Jenis Junction Box Berdasarkan Metode Proteksi

  • Flameproof enclosure, dengan bodi tebal yang mampu menahan tekanan ledakan internal
  • Increased safety enclosure, yang mengandalkan desain untuk mencegah timbulnya percikan maupun panas berlebih pada kondisi normal
  • Junction box untuk area non-hazardous, dengan fokus utama pada proteksi terhadap debu dan air sesuai rating IP

Pemilihan jenis junction box harus disesuaikan dengan klasifikasi area tempat instalasi berada, karena metode proteksi yang berbeda memiliki karakteristik konstruksi dan cara kerja yang juga berbeda. Junction box flameproof misalnya, umumnya memiliki bodi yang jauh lebih berat dan tebal dibandingkan tipe increased safety, karena harus dirancang menahan tekanan ledakan dari dalam.

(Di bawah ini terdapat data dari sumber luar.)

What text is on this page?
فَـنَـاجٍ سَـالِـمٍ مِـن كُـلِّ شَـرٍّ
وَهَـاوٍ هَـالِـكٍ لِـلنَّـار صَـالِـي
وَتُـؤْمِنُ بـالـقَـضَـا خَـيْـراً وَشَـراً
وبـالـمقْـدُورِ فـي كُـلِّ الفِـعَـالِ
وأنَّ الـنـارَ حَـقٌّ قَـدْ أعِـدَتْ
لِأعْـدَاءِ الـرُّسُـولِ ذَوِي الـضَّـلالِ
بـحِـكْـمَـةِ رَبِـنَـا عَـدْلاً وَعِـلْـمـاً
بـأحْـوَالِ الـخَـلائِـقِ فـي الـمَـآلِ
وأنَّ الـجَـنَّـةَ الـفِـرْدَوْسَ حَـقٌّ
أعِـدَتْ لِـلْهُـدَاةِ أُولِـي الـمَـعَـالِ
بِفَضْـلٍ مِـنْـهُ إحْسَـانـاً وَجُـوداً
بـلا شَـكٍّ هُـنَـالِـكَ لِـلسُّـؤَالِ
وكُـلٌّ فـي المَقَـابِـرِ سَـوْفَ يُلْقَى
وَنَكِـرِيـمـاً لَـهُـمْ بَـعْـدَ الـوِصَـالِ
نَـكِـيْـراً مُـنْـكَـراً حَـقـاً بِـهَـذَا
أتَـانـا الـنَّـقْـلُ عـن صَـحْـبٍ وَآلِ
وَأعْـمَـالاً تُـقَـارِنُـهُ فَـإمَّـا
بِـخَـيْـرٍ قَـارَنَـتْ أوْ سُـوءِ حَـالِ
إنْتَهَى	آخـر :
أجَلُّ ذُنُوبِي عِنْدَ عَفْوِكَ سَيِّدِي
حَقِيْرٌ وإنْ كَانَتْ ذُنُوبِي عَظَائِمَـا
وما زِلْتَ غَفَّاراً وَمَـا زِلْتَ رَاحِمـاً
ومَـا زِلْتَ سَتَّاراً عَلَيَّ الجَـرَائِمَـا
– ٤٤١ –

Pertimbangan dalam Memilih Junction Box

Beberapa hal yang perlu diperhatikan saat memilih junction box antara lain jumlah dan ukuran entry hole yang dibutuhkan, kapasitas ruang di dalam box untuk menampung terminal dan kabel, material bodi yang sesuai dengan lingkungan kerja, serta rating IP terhadap debu dan air.

Tata letak entry hole juga sebaiknya direncanakan sejak awal, karena penambahan lubang baru pada bodi junction box explosion proof setelah proses produksi tidak dapat dilakukan sembarangan tanpa mempengaruhi sertifikasi proteksinya. Kapasitas ruang internal juga perlu memberikan sedikit kelonggaran untuk kebutuhan penambahan kabel di masa depan, sehingga junction box tidak perlu diganti hanya karena kekurangan ruang.

Perawatan Junction Box di Lapangan

Inspeksi berkala pada junction box sebaiknya mencakup pemeriksaan kekencangan baut penutup, kondisi seal atau gasket, serta memastikan tidak ada tanda-tanda korosi maupun retak pada bodi. Koneksi terminal di dalamnya juga perlu diperiksa agar tetap kencang, karena sambungan yang kendor dapat menimbulkan panas berlebih seiring waktu.

Setelah proses inspeksi maupun penambahan kabel selesai dilakukan, penutup junction box perlu dipasang kembali dengan urutan dan torsi baut yang sesuai anjuran pabrikan, karena penutupan yang tidak sempurna dapat mengurangi efektivitas proteksi meskipun secara visual terlihat sudah tertutup rapat.

Kesimpulan

Junction box menjadi komponen penting yang menjaga keamanan setiap titik sambungan dan percabangan kabel dalam sistem kelistrikan industri. Pemilihan jenis, material, dan tata letak yang tepat sejak tahap perencanaan, disertai perawatan yang konsisten, akan sangat membantu menjaga keandalan instalasi dalam jangka panjang.